My breath hitched and my poor, stupid heart started galloping in my chest, excited at the prospect of what could happen, while my brain reminded me this was wrong and I needed to get away from him.

He was much too tempting, and I didn’t know if I could resist this temptation.

The feel of his hand holding mine prompted a jolt of electricity that coursed through my body; the knot in my throat grew bigger, and tears filled my eyes. In that moment I realized we could never be friends, because just the touch of his hand made me crave more of him.

All of him.

I wanted all of him.

Tears spilled across my cheeks and I was thankful I was still facing the elevator as it meant he couldn’t see them.

“Lena, if you ever want to talk to me…if you ever want to tell me about Japan, about the reason behind your tattoo, I’m here for you.”

The doors of the elevator opened. I tugged my hand away and stepped in without ever turning his way.

AMOS

After Lena left, I walked back to her cubicle to turn the lights off and noticed she’d left her notebook on her desk. It was the same one she’d had during the trip to Seattle, the one she sketched her ideas in.

It was black and leather-bound, with one of those thin straps to keep the mark. I flipped through the pages and found all kinds of images. There were some inspired by her own characters, and others inspired by comics and characters she loved.

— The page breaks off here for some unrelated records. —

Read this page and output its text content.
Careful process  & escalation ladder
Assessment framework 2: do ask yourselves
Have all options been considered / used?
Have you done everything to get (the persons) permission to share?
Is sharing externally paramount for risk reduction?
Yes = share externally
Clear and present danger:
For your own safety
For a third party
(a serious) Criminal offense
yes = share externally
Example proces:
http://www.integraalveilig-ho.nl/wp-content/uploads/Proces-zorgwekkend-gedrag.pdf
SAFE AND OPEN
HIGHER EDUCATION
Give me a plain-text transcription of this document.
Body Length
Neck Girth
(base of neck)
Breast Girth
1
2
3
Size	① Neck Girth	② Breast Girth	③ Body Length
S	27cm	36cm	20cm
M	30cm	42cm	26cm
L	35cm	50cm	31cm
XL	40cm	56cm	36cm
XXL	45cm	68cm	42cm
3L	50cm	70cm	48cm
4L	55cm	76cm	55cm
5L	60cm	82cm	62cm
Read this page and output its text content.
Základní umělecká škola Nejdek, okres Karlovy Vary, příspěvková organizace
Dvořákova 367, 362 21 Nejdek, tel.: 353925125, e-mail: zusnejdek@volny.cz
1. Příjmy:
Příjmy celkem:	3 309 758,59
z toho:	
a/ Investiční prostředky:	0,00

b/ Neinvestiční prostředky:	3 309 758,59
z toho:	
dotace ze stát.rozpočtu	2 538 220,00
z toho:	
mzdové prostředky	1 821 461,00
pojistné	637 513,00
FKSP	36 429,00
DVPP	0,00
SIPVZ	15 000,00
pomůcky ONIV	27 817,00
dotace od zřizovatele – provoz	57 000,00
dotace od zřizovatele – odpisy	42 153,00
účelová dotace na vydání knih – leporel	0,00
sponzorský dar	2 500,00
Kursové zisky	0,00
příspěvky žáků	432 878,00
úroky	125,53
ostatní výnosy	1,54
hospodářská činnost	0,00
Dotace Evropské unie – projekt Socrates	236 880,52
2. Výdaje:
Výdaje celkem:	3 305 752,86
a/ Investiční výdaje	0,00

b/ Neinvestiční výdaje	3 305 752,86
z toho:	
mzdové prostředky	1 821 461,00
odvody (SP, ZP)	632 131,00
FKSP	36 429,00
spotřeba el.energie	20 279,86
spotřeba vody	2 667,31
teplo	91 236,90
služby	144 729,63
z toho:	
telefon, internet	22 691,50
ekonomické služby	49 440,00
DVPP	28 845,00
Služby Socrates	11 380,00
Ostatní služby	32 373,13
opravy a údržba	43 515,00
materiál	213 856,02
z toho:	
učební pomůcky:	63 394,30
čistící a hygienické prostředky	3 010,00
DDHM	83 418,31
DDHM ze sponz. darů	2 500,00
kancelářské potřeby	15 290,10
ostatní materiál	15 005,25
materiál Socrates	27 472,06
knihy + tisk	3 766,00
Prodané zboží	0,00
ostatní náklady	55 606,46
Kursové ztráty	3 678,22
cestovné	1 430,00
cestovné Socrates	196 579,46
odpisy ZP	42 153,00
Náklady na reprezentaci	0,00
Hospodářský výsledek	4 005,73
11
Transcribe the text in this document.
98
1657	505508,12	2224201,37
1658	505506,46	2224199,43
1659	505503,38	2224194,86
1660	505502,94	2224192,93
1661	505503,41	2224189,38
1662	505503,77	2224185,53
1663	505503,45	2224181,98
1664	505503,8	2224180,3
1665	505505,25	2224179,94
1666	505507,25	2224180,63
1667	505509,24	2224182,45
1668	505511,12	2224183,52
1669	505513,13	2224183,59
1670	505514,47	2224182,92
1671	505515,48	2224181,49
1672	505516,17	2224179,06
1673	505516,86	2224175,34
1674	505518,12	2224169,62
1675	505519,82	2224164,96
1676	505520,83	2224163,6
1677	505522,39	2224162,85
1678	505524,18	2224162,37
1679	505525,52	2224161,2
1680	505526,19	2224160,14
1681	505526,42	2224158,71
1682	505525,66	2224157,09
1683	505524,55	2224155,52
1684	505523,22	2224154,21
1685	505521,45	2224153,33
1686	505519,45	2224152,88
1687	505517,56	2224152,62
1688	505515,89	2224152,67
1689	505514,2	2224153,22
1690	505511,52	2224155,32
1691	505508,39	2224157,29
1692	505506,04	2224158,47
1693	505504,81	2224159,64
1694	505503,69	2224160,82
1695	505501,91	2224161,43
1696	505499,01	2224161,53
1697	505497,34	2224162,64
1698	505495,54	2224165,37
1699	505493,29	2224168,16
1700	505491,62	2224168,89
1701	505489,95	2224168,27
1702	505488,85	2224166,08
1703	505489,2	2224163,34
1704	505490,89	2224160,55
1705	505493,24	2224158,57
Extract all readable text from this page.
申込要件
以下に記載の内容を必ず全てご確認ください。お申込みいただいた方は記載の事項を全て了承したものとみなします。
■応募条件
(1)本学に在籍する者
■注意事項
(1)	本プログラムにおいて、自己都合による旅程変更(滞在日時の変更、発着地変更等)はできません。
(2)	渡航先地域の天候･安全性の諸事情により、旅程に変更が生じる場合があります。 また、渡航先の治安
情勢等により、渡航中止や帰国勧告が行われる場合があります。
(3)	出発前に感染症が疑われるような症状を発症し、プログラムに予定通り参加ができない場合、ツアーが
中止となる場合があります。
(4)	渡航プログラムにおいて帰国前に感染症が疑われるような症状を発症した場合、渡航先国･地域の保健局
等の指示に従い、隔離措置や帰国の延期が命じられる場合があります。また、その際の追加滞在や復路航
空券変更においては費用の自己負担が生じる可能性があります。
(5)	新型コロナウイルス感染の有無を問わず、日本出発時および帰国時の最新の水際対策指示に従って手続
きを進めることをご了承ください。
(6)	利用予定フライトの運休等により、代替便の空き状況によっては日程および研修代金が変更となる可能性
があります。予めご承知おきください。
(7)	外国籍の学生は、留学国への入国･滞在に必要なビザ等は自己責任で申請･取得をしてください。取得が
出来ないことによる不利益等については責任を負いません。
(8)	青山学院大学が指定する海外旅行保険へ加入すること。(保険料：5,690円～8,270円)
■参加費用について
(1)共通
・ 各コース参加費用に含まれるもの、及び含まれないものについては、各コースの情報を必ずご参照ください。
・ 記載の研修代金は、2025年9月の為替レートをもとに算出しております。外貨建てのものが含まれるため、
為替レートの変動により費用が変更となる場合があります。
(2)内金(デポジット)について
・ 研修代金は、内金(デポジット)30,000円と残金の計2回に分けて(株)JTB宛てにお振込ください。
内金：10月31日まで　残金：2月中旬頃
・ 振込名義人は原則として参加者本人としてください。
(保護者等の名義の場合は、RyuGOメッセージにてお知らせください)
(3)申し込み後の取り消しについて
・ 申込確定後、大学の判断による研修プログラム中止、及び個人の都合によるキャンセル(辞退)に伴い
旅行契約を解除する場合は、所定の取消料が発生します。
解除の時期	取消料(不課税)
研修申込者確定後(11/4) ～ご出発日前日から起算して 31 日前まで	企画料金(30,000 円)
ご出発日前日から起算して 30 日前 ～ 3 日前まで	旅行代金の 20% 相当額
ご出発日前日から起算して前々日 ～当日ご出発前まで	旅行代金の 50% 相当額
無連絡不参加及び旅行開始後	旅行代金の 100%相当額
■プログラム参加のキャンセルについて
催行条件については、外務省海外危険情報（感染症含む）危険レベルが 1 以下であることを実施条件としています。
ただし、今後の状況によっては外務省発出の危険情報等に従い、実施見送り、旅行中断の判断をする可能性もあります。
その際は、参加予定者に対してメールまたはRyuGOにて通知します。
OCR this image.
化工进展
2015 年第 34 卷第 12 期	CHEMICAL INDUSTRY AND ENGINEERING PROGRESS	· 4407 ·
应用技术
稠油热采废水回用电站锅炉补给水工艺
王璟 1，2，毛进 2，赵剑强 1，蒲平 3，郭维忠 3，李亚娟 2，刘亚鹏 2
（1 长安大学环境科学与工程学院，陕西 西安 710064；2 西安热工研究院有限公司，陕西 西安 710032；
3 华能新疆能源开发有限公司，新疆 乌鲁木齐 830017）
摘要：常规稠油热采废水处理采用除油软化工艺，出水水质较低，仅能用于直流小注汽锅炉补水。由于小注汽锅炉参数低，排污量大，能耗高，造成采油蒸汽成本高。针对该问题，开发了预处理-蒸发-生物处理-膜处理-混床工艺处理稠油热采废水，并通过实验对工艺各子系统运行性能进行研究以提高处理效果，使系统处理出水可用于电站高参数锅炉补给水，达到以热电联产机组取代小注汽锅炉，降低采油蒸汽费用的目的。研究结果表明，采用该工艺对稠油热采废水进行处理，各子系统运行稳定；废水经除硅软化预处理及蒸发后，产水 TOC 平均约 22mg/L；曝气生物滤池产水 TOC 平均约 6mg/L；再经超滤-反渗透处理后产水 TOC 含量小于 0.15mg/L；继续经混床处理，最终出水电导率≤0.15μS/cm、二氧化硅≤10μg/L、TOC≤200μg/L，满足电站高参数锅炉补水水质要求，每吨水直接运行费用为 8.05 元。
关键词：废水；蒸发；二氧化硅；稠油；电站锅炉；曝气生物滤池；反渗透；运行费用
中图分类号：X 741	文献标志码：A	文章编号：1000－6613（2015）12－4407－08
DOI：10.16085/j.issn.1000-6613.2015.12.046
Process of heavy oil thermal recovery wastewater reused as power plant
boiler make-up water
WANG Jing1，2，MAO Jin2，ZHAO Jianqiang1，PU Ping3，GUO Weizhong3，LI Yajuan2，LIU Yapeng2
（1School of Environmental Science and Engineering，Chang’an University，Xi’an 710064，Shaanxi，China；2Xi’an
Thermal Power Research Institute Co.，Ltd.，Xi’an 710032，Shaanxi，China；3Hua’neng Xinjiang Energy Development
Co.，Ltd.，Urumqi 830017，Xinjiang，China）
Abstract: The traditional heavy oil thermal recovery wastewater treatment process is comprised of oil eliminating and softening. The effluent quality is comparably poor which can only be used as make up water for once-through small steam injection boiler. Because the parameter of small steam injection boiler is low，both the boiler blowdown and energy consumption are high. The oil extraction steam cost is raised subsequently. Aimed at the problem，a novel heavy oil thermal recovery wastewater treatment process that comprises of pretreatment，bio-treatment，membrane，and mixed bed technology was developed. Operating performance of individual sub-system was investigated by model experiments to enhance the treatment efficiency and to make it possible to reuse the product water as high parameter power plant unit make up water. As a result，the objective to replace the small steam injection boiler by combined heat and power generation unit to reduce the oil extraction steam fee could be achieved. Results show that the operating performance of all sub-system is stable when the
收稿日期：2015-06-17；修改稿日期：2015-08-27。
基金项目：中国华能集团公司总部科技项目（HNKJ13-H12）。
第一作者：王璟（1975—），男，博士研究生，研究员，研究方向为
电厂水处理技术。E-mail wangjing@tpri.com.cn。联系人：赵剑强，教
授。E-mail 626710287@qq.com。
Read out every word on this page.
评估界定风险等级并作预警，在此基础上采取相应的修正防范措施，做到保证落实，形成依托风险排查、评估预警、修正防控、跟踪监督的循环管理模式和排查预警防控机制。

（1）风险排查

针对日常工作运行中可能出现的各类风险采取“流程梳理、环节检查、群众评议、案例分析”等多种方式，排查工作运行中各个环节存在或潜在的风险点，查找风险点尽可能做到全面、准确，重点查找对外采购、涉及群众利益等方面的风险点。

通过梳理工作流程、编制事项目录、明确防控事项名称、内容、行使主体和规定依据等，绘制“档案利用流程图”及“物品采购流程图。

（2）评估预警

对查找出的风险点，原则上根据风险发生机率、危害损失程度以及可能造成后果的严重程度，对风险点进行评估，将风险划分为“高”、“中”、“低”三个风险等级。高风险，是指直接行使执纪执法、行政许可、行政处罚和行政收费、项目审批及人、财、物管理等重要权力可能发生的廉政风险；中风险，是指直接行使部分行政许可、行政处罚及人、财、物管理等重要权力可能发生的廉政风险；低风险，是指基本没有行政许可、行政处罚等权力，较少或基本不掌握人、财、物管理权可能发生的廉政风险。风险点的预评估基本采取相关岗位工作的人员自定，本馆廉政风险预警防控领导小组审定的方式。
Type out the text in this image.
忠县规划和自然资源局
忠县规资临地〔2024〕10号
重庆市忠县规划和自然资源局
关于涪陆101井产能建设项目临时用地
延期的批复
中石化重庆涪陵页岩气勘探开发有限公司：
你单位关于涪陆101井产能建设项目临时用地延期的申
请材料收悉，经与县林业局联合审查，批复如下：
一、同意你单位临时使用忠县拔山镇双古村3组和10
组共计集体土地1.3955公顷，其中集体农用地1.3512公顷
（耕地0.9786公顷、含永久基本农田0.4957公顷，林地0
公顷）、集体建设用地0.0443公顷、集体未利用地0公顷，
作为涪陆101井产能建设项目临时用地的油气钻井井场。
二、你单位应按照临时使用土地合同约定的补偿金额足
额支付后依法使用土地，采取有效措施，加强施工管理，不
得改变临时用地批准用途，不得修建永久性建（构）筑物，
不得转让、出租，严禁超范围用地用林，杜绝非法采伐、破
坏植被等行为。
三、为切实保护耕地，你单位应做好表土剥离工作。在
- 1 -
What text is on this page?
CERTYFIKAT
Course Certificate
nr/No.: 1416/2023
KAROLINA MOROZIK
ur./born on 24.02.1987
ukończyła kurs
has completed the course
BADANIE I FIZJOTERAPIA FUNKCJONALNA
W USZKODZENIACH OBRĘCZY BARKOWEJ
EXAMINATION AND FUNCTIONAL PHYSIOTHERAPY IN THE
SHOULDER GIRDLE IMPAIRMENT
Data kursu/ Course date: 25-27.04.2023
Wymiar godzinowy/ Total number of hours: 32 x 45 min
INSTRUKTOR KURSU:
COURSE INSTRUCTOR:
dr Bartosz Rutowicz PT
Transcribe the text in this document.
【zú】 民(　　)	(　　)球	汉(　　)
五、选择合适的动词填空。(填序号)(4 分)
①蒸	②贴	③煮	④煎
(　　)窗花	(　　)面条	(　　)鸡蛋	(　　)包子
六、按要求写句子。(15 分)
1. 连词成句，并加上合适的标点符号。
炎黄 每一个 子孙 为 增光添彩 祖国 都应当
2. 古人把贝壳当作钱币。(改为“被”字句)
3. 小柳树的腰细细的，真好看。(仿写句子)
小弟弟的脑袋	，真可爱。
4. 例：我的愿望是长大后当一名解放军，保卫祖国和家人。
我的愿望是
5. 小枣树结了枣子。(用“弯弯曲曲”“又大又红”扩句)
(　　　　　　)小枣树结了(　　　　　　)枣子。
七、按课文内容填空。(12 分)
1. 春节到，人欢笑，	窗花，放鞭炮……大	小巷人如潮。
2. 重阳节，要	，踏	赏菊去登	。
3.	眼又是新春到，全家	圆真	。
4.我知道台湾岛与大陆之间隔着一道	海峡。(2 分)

I found myself flipping through more and more pages.

There was a blank section in the middle, and after that, there were more sketches.

There were several pages dedicated to Rika Ishikawa’s manga Aiko, the one she’d been talking about in the car.

I had read the comic book—well, parts of it—once upon a time. It was about two girls with the same name who ended up living together after a mix-up with the apartment agency.

One of them was a musician, while the other was an aspiring writer.

Together, they went through every possible life-changing experience, including the tragic loss of one of the characters’ boyfriend. The manga had been suspended for years now, and no one had any idea how or when the story was ever going to reach its conclusion.

Lena’s drawings didn’t seem to ring a bell. I didn’t recognize the storyline I was reading. A quick search on my phone to reread the highlights of the plot made me realize many of the pages in the notebook were not mere reproductions of Aiko’s pages.

Lena was writing Aiko fanfiction, and from the looks of it, she was determined to write an ending for the unfinished comic book.

Impulse took over.

The fingers of my right hand twitched, all too eager to start. I couldn’t help it.

Drawing was the best way I knew how to express myself.

I considered this my way to tell her I was sorry.

I had told her as much and she’d listened to me, but I wasn’t sure if she was ready to forgive me.

I placed the notebook down on the desk and pulled out the chair. I sat down, ignoring the voice in my head that told me I had no business meddling with her things and that I should go home.

Before I could even think about what I was doing, the pen touched the paper and I started drawing in Lena’s notebook.